Start With Topical Authority, Not Individual Keywords
The old approach was to target one keyword per page and optimise aggressively. Google’s recent algorithm updates — particularly the Helpful Content Update and the shift toward EEAT (Experience, Expertise, Authoritativeness, Trustworthiness) — have made this approach obsolete for anything competitive.
The new approach is topical authority. Instead of writing one article about “email marketing,” you build a comprehensive content hub that covers every aspect of email marketing: list building, segmentation, deliverability, copywriting, automation sequences, A/B testing, and analytics. Google maps your domain’s coverage of a topic and rewards genuine depth.
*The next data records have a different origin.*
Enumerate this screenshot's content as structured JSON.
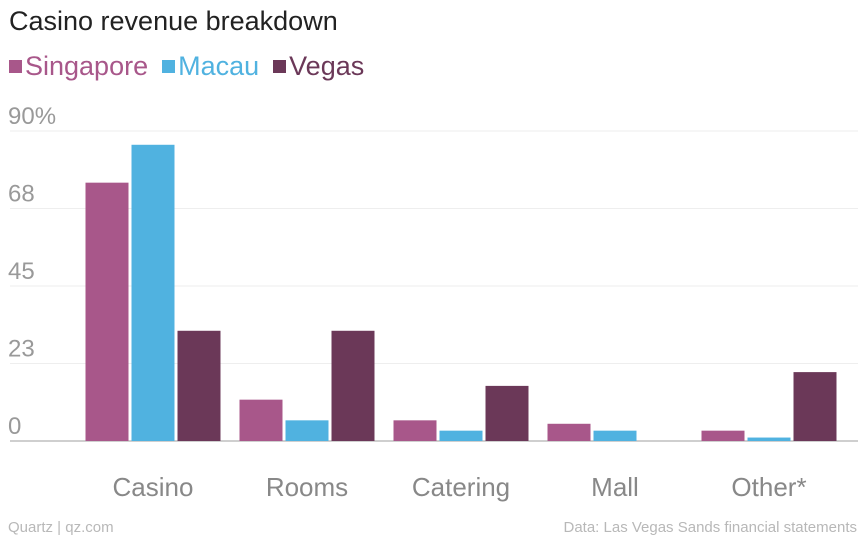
{
  "chart_data": {
    "type": "bar",
    "title": "Casino revenue breakdown",
    "categories": [
      "Casino",
      "Rooms",
      "Catering",
      "Mall",
      "Other*"
    ],
    "series": [
      {
        "name": "Singapore",
        "color": "#a8578a",
        "values": [
          75,
          12,
          6,
          5,
          3
        ]
      },
      {
        "name": "Macau",
        "color": "#50b2e0",
        "values": [
          86,
          6,
          3,
          3,
          1
        ]
      },
      {
        "name": "Vegas",
        "color": "#6b3858",
        "values": [
          32,
          32,
          16,
          0,
          20
        ]
      }
    ],
    "yticks": [
      "0",
      "23",
      "45",
      "68",
      "90%"
    ],
    "ylim": [
      0,
      90
    ],
    "grid": true,
    "legend_position": "top-left"
  },
  "footer": {
    "source_left": "Quartz | qz.com",
    "source_right": "Data: Las Vegas Sands financial statements"
  }
}
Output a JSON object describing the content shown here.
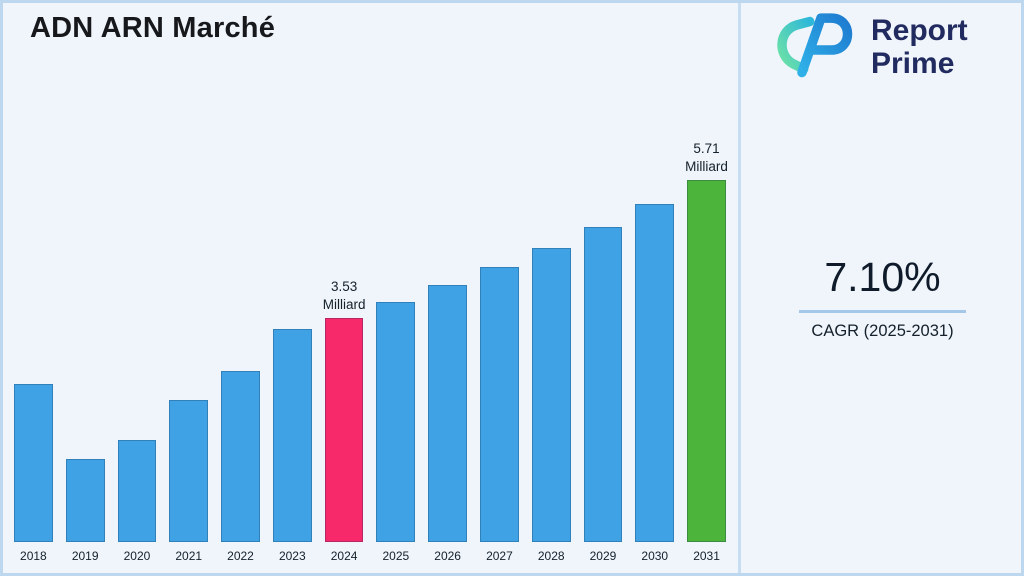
{
  "page": {
    "title": "ADN ARN Marché"
  },
  "brand": {
    "name_line1": "Report",
    "name_line2": "Prime"
  },
  "stats": {
    "cagr_value": "7.10%",
    "cagr_label": "CAGR (2025-2031)"
  },
  "chart_data": {
    "type": "bar",
    "title": "ADN ARN Marché",
    "unit": "Milliard",
    "categories": [
      "2018",
      "2019",
      "2020",
      "2021",
      "2022",
      "2023",
      "2024",
      "2025",
      "2026",
      "2027",
      "2028",
      "2029",
      "2030",
      "2031"
    ],
    "values": [
      2.5,
      1.31,
      1.61,
      2.24,
      2.7,
      3.36,
      3.53,
      3.78,
      4.05,
      4.34,
      4.64,
      4.97,
      5.33,
      5.71
    ],
    "ylim": [
      0,
      5.71
    ],
    "grid": false,
    "legend": false,
    "bar_color_default": "#3FA2E4",
    "bar_color_overrides": {
      "2024": "#F7296B",
      "2031": "#4CB43B"
    },
    "annotations": [
      {
        "category": "2024",
        "lines": [
          "3.53",
          "Milliard"
        ]
      },
      {
        "category": "2031",
        "lines": [
          "5.71",
          "Milliard"
        ]
      }
    ]
  },
  "colors": {
    "background": "#EFF5FB",
    "frame_border": "#BDD7EF",
    "divider": "#C6DDF2",
    "underline": "#A6C8E8",
    "brand_navy": "#222B5F",
    "logo_blue": "#2196D9",
    "logo_teal": "#3ED598"
  }
}
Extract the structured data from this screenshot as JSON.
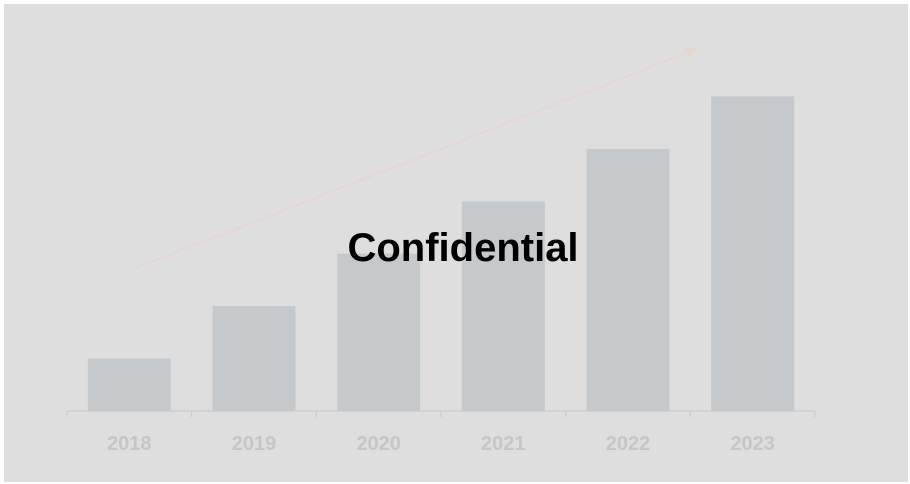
{
  "chart_data": {
    "type": "bar",
    "categories": [
      "2018",
      "2019",
      "2020",
      "2021",
      "2022",
      "2023"
    ],
    "values": [
      1,
      2,
      3,
      4,
      5,
      6
    ],
    "ylim": [
      0,
      7
    ],
    "title": "",
    "xlabel": "",
    "ylabel": "",
    "grid": false,
    "legend": "none",
    "annotations": [
      "trend-arrow"
    ],
    "colors": {
      "bar": "#c6c9cc",
      "background": "#dedede",
      "axis": "#c6c6c6",
      "tick_label": "#c6c6c6",
      "arrow": "#e6d6d2"
    }
  },
  "watermark": "Confidential"
}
Start by mapping every question your audience asks about your topic. Use tools like Ahrefs, Semrush, or even Reddit and Quora to find the real questions real people are asking. Organise these into clusters: a pillar page covering the broad topic, with supporting articles diving deep into each subtopic.
The Search Intent Framework
Keyword research is actually intent research. Behind every search query is a person with a specific goal. Classify your target keywords by intent before you write a single word:
Informational — “how does copywriting work” — the reader wants to learn. These queries deserve comprehensive, educational content. Don’t pitch your services here; teach something genuinely valuable.
Navigational — “procreative writers blog” — the reader is looking for a specific site or resource. These are largely owned by branded searches.
Commercial investigation — “best copywriting agencies 2024” — the reader is researching before making a decision. These queries deserve comparison content, case studies, and honest assessments.
Transactional — “hire a copywriter” — the reader is ready to act. These pages should convert, not educate.
Matching your content to intent is the single highest-leverage action in SEO. A page optimised for a transactional keyword that reads like an educational article will struggle to rank because it doesn’t satisfy user intent.
Writing for Humans First
The paradox of modern SEO is that the best way to optimise for search engines is to obsessively optimise for humans. Google’s machine learning models are now sophisticated enough that they can evaluate content quality in ways that mirror human judgement.
Write in short paragraphs. Use subheadings generously — they help both readers and crawlers parse your content’s structure. Lead with your most valuable information; don’t bury the answer three scrolls down. Include concrete examples, specific data, and original insights that can’t be found by scraping the first page of results.
Your voice is a differentiator, not a liability. The homogenous, AI-smoothed content flooding the web right now is indistinguishable. A distinctive perspective, a willingness to take positions, a writing style that reflects genuine expertise — these are increasingly valuable signals.
The Technical Foundation
Brilliant content on a broken technical foundation doesn’t rank. Ensure your site loads in under 2.5 seconds (Core Web Vitals). Use clean URL structures that reflect your content hierarchy. Implement proper internal linking so authority flows through your site. Submit an XML sitemap. Fix broken links and redirect chains.
None of this is glamorous. All of it matters.
Measuring What Matters
Track rankings for your target keywords. Track organic traffic, but segment by landing page to understand which content is driving growth. Track conversions from organic traffic — not just sessions. A 10,000-visitor article that converts at 0.1% is less valuable than a 1,000-visitor article that converts at 3%.
Review your content every six months. Update statistics, expand thin sections, add new examples. Google rewards freshness, and your evergreen content represents a compounding asset that grows more valuable with every update.